Читаем Частные лица. Биографии поэтов, рассказанные ими самими. Часть вторая полностью

Он родился с атрезией пищевода, полной. Это была странная история: я лежала на сохранении, ничего особенного не было, но мне регулярно делали УЗИ. В принципе эту атрезию может быть видно, но увидели и прощупали только тазовое предлежание. Это и было главной заботой. Он родился доношенный, такой весь хороший, с разумными, взрослыми глазами. И с белыми пузырями на губах. В роддоме был хороший педиатр, она что-то заподозрила и засунула ему трубку в нос. Если проходимость пищевода есть, то трубка проходит в желудок, а если нет, то она упирается. У него эта трубка уперлась и загнулась. То есть у него пищевод заканчивался слепым отрезком, а снизу, от желудка, болтался очень тоненький хвостик, который по идее должен был быть нижней частью пищевода. Его отправили по скорой в Филатовскую больницу, в роддоме не было реанимации. Слава богу, было воскресенье и доехал он быстро, без пробок. Там сразу на ИВЛ, потому что у него был из верхней части пищевода свищ в трахею, он не мог не только глотать, но и нормально дышать. К тому же у таких детей сразу после рождения развивается воспаление легких.

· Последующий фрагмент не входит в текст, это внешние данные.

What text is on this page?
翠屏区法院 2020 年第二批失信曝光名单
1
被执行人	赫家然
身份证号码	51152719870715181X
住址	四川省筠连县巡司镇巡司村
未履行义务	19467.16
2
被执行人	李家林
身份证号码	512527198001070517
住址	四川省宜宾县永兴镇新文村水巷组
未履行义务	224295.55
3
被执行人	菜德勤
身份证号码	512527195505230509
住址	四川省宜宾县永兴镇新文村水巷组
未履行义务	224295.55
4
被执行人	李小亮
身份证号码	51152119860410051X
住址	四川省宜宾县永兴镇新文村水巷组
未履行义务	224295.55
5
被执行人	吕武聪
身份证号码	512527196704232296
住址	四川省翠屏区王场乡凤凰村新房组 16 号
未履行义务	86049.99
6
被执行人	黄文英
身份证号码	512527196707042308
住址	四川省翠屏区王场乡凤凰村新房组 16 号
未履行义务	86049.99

Ну и все, дальше все как положено. Десять дней реанимации. Мы его не видели. Все бы ничего, но самое страшное было, когда у тебя увозят ребенка, а тебе нужно пролежать два дня в роддоме и в палате соседка с ребенком. И когда тебя выписывают, тоже тяжко. Они там делали хитро, они в разное время выписывали тех, кто без детей, и тех, кто с детьми. Но все равно – ты спускаешься быстро со своими пакетами с барахлом еще до основной выписки, а те, кто пришел за детьми, праздничные родственники, уже ждут. И ты бегом бежишь оттуда. Хорошо помню, как я вернулась домой, поставила свои цветы, пыльно, кухню за три дня подзасрали они без меня, конечно, хотя видно, что старались наоборот, организм еще не очень все понял и довольно счастливый, легкоразрешившийся, только почему-то я стою в этой пыльной кухне одна и никого с собой не принесла.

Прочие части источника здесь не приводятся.